An information scavenger hunt is planned from 11 a.m. to 2 p.m. at the Carson City and Fallon campuses. Stop by one of the Healthy Campus Committee’s tables and pick up an entry form. Find all the answers and return the form for a chance to win a raffle prize. The grand prize is a free, three-credit class.
“The Carson and Fallon campuses will have an art instillation of 1,300 pinwheels representing how many people die every day from tobacco related illnesses,” said Rebecca Bevans, a WNC Grant Project Coordinator and adjunct faculty member.

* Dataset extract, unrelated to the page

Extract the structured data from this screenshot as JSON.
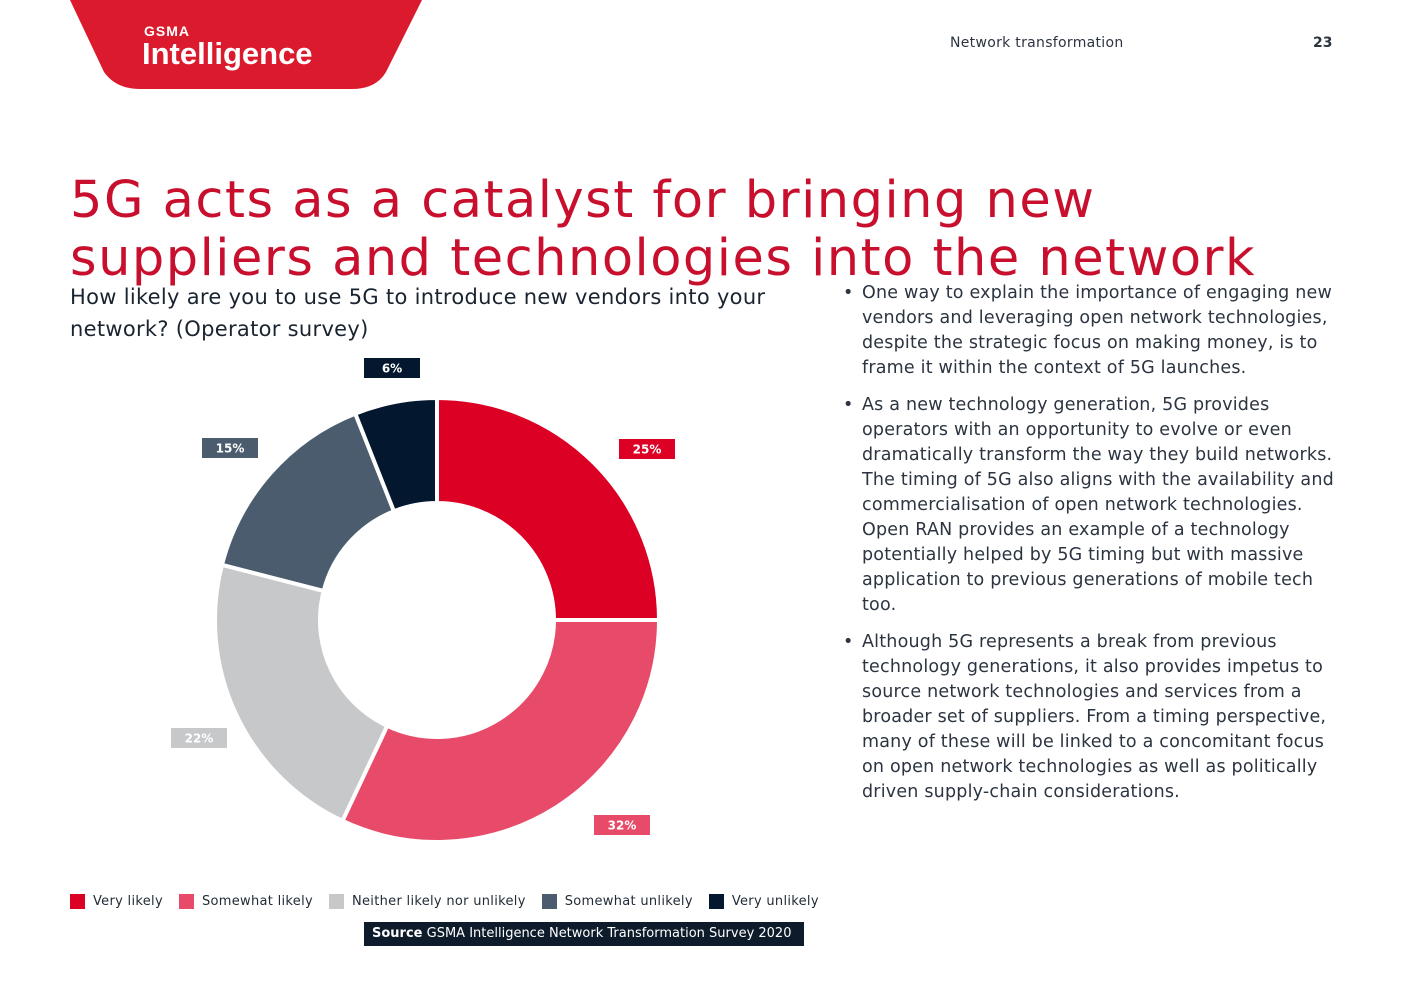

At the Douglas campus, an information booth will be open from 2:30 to 7 p.m. If visitors participate in a survey, they will receive a goodie bag filled with Quitline cards, a tobacco pen, a Kick Butts Day sticker, a brown ribbon representing cancer from tobacco, information about tobacco and a toothbrush and mirror to help prevent mouth cancer from tobacco.
This year, WNC restricted use of nicotine products, including electronic cigarettes, to designated tobacco-use areas on all its campuses. WNC aims to join more than 1,475 colleges and universities by going tobacco free by August 2017.
Truth Initiative, a not-for-profit organization dedicated to inspiring tobacco-free lives, has provided WNC with a one-year grant of $10,000 to help the college with its tobacco-free campus education campaign.
Local organizations and agencies have been instrumental in helping WNC bring the tobacco-free initiative to life, including Carson City Health and Human Services, the American Heart Association ANCHOR Partnerships Program, Churchill Community Coalition, Partnership of Community Resources of Douglas County and the University of Nevada Reno.